Jake’s Key Takeaways
Like most research leaders, Dr. Thompson sees the promise of continued adoption of cognitive compute services to drive precision and population healthcare efforts forward.
His unique focus on equitable and just care across underserved populations also leave him wary of both existing and unrecognized biases in both AI and healthcare.
Dr. Thompson addressed several prescient topics on leveraging cognitive compute services to tackle inequities and biases in healthcare; and it’s an opportunity he doesn’t want us to miss – not only at KU and UKHS but at the systems level across the country.
One: Biases within EMR, the most relied upon research data sources, often reflect prior clinical care and treatment biases in labels. Social determinants of health require not just care data but a significant amount of social and community data – getting that data requires partnerships that reflect commitments to community driven research practices.
You can’t logically judge the financial stability and possible credit card utilization rates of individuals based on their race – race is not a directly contributing feature. However, it may appear to be based on systemic level challenges.
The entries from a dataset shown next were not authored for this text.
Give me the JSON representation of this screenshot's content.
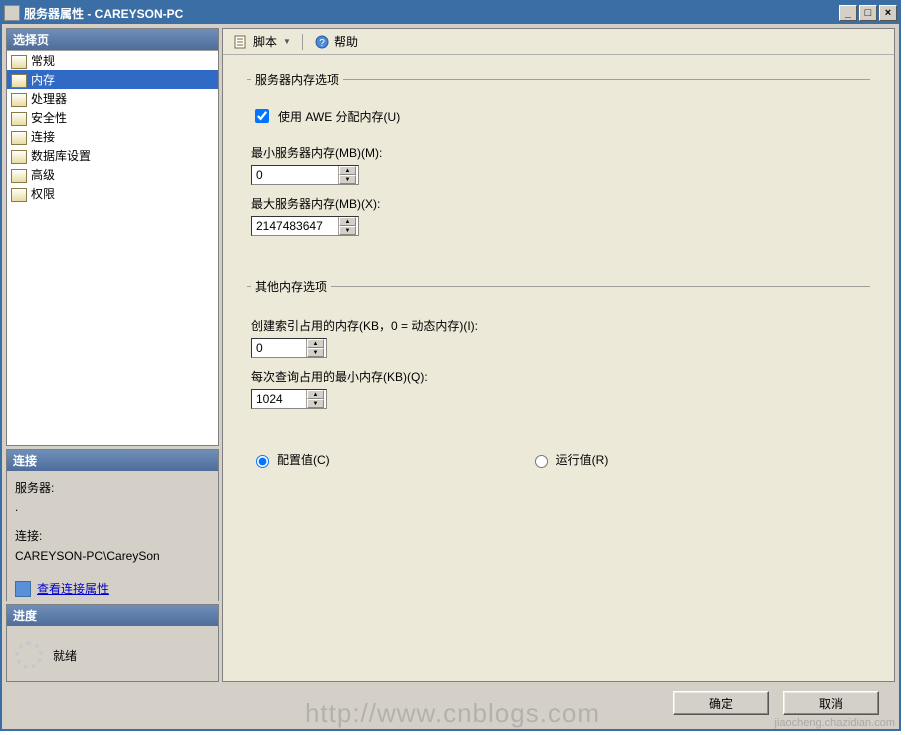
{
  "window": {
    "title": "服务器属性 - CAREYSON-PC"
  },
  "titlebar_buttons": {
    "min": "_",
    "max": "□",
    "close": "×"
  },
  "left": {
    "select_header": "选择页",
    "pages": [
      {
        "label": "常规",
        "selected": false
      },
      {
        "label": "内存",
        "selected": true
      },
      {
        "label": "处理器",
        "selected": false
      },
      {
        "label": "安全性",
        "selected": false
      },
      {
        "label": "连接",
        "selected": false
      },
      {
        "label": "数据库设置",
        "selected": false
      },
      {
        "label": "高级",
        "selected": false
      },
      {
        "label": "权限",
        "selected": false
      }
    ],
    "connection_header": "连接",
    "conn_server_label": "服务器:",
    "conn_server_value": ".",
    "conn_label": "连接:",
    "conn_value": "CAREYSON-PC\\CareySon",
    "view_conn_props": "查看连接属性",
    "progress_header": "进度",
    "progress_status": "就绪"
  },
  "toolbar": {
    "script": "脚本",
    "help": "帮助"
  },
  "memory": {
    "server_mem_legend": "服务器内存选项",
    "use_awe_label": "使用 AWE 分配内存(U)",
    "use_awe_checked": true,
    "min_label": "最小服务器内存(MB)(M):",
    "min_value": "0",
    "max_label": "最大服务器内存(MB)(X):",
    "max_value": "2147483647",
    "other_legend": "其他内存选项",
    "index_label": "创建索引占用的内存(KB，0 = 动态内存)(I):",
    "index_value": "0",
    "query_label": "每次查询占用的最小内存(KB)(Q):",
    "query_value": "1024",
    "radio_config": "配置值(C)",
    "radio_run": "运行值(R)"
  },
  "buttons": {
    "ok": "确定",
    "cancel": "取消"
  },
  "watermark": "http://www.cnblogs.com",
  "watermark2": "jiaocheng.chazidian.com"
}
An untrained data researcher, scientist, or user could make presumptions that only forward and deepen existing biases.
As a side note, ingesting, landing, and modeling data that is readily available to deliver insights as a service across a medallion layer can be challenging. “Working with Databricks and the Databasin team has made our work more possible than ever before,” he said.
Two: Models trained on population-level data can quickly fall apart, BUT that doesn’t mean they don’t provide value.
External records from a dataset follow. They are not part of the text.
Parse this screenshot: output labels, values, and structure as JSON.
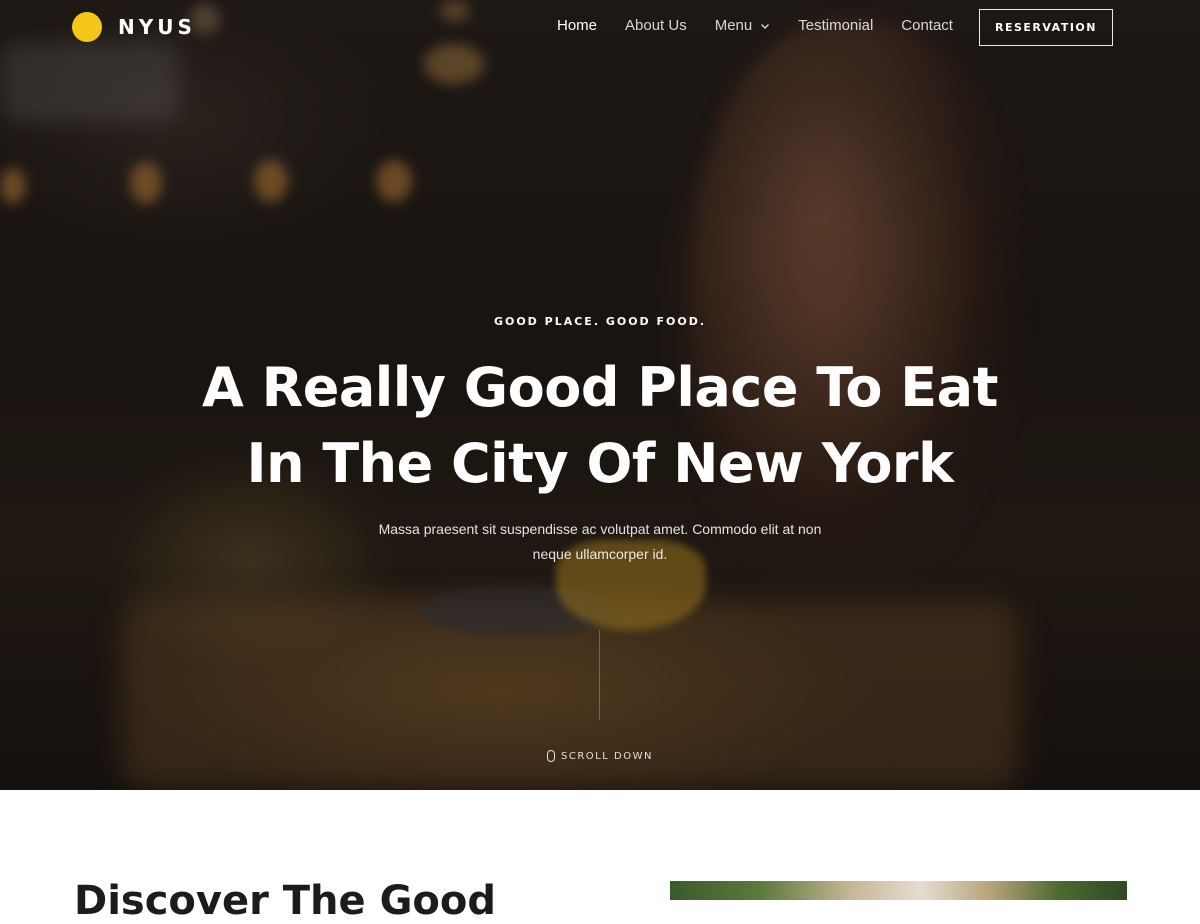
{
  "brand": {
    "name": "NYUS",
    "accent_color": "#f5c518"
  },
  "nav": {
    "items": [
      {
        "label": "Home",
        "active": true
      },
      {
        "label": "About Us",
        "active": false
      },
      {
        "label": "Menu",
        "active": false,
        "has_dropdown": true
      },
      {
        "label": "Testimonial",
        "active": false
      },
      {
        "label": "Contact",
        "active": false
      }
    ],
    "cta_label": "RESERVATION"
  },
  "hero": {
    "kicker": "GOOD PLACE. GOOD FOOD.",
    "headline_line1": "A Really Good Place To Eat",
    "headline_line2": "In The City Of New York",
    "subtext": "Massa praesent sit suspendisse ac volutpat amet. Commodo elit at non neque ullamcorper id.",
    "scroll_label": "SCROLL DOWN",
    "scroll_icon": "mouse-icon"
  },
  "section": {
    "heading": "Discover The Good"
  }
}
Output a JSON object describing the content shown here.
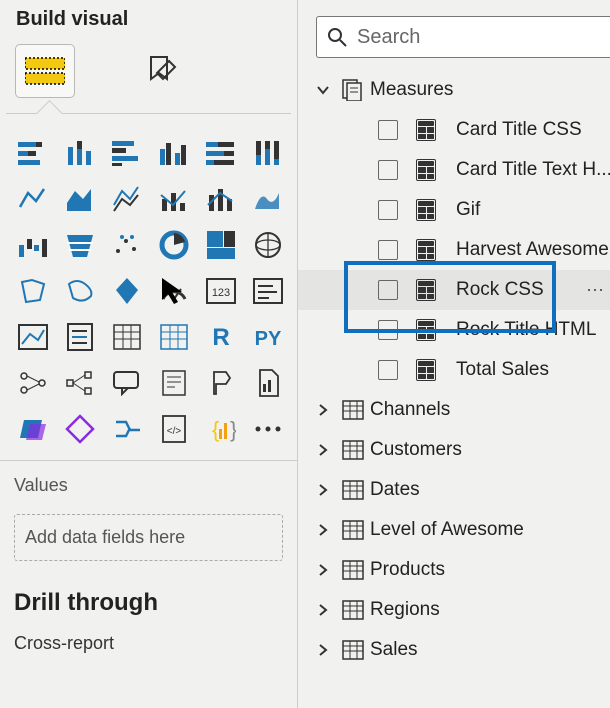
{
  "leftPane": {
    "title": "Build visual",
    "valuesLabel": "Values",
    "dropzonePlaceholder": "Add data fields here",
    "drillTitle": "Drill through",
    "crossReport": "Cross-report"
  },
  "search": {
    "placeholder": "Search"
  },
  "tree": {
    "topGroup": {
      "label": "Measures",
      "items": [
        {
          "label": "Card Title CSS"
        },
        {
          "label": "Card Title Text H..."
        },
        {
          "label": "Gif"
        },
        {
          "label": "Harvest Awesome"
        },
        {
          "label": "Rock CSS",
          "hovered": true
        },
        {
          "label": "Rock Title HTML"
        },
        {
          "label": "Total Sales"
        }
      ]
    },
    "tables": [
      {
        "label": "Channels"
      },
      {
        "label": "Customers"
      },
      {
        "label": "Dates"
      },
      {
        "label": "Level of Awesome"
      },
      {
        "label": "Products"
      },
      {
        "label": "Regions"
      },
      {
        "label": "Sales"
      }
    ]
  },
  "viz_icons": [
    "stacked-bar",
    "stacked-column",
    "clustered-bar",
    "clustered-column",
    "100-stacked-bar",
    "100-stacked-column",
    "line",
    "area",
    "stacked-area",
    "line-clustered-column",
    "line-stacked-column",
    "ribbon",
    "waterfall",
    "funnel",
    "scatter",
    "pie",
    "donut",
    "treemap-globe",
    "map",
    "filled-map",
    "azure-map",
    "gauge",
    "card-kpi",
    "table-matrix",
    "kpi",
    "slicer",
    "table",
    "matrix",
    "r",
    "py",
    "key-influencer",
    "decomposition",
    "qa",
    "smart-narrative",
    "paginated",
    "metrics",
    "power-apps",
    "power-automate",
    "more-a",
    "html-viz",
    "get-more",
    "ellipsis"
  ]
}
One recent example includes national data reflecting a trend that rural residents consume more levels of alcohol. While that may be accurate nationally, in his local Kansas City metro, that actually isn’t true. Urban residents in fact consume more alcohol than rural individuals.
While that model could lead to incorrect assumptions and unintended workflow and patient care consequences, it’s not entirely without value. Specifically, are there identified determinants of that urban consumption? If so, could those be utilized in a research and care environment to assist healthcare professionals and patients? The answer is likely yes.
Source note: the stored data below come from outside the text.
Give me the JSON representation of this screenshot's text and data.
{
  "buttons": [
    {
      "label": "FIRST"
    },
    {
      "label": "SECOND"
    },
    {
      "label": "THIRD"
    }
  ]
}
Our session also highlighted the need for data scientists and technical leaders across industries to understand a few responsibilities that will rapidly determine successful outcomes in the new promises of communicative, generative, and assisted AI technologies.
First comes the realization that equitable and just research design is an organizational and individual imperative. As technology makes operational data science efforts easier, that does not create a license for reckless abandon in model deployment. Thoughtfully evaluating potential and real equity and equality implications along with determinants is where those prior manual efforts should shift and shift rapidly.
Second, is that all things innovative and disruptive challenge our norms in varying ways, especially in established verticals, industries, and workflows. Once that is understood, it becomes readily apparent that recent and future AI innovations can’t deliver the promised impacts within your own four walls.
Within healthcare the existing system level challenges of insurance, payor relationships currently built on fee for service along stand imminently in the way of precision medicine creating better outcomes in preventable treatment and care planning.
Researches can’t lead that charge alone, but who will? How does society want to the future of medicine to feel? How will care systems be rewarded financially for preventing that next ER visit or re-admittance across the care continuum?
Those questions require many stakeholders, many of which aren’t presently engaged in leading the direction of heath are in a just and fair way across this country.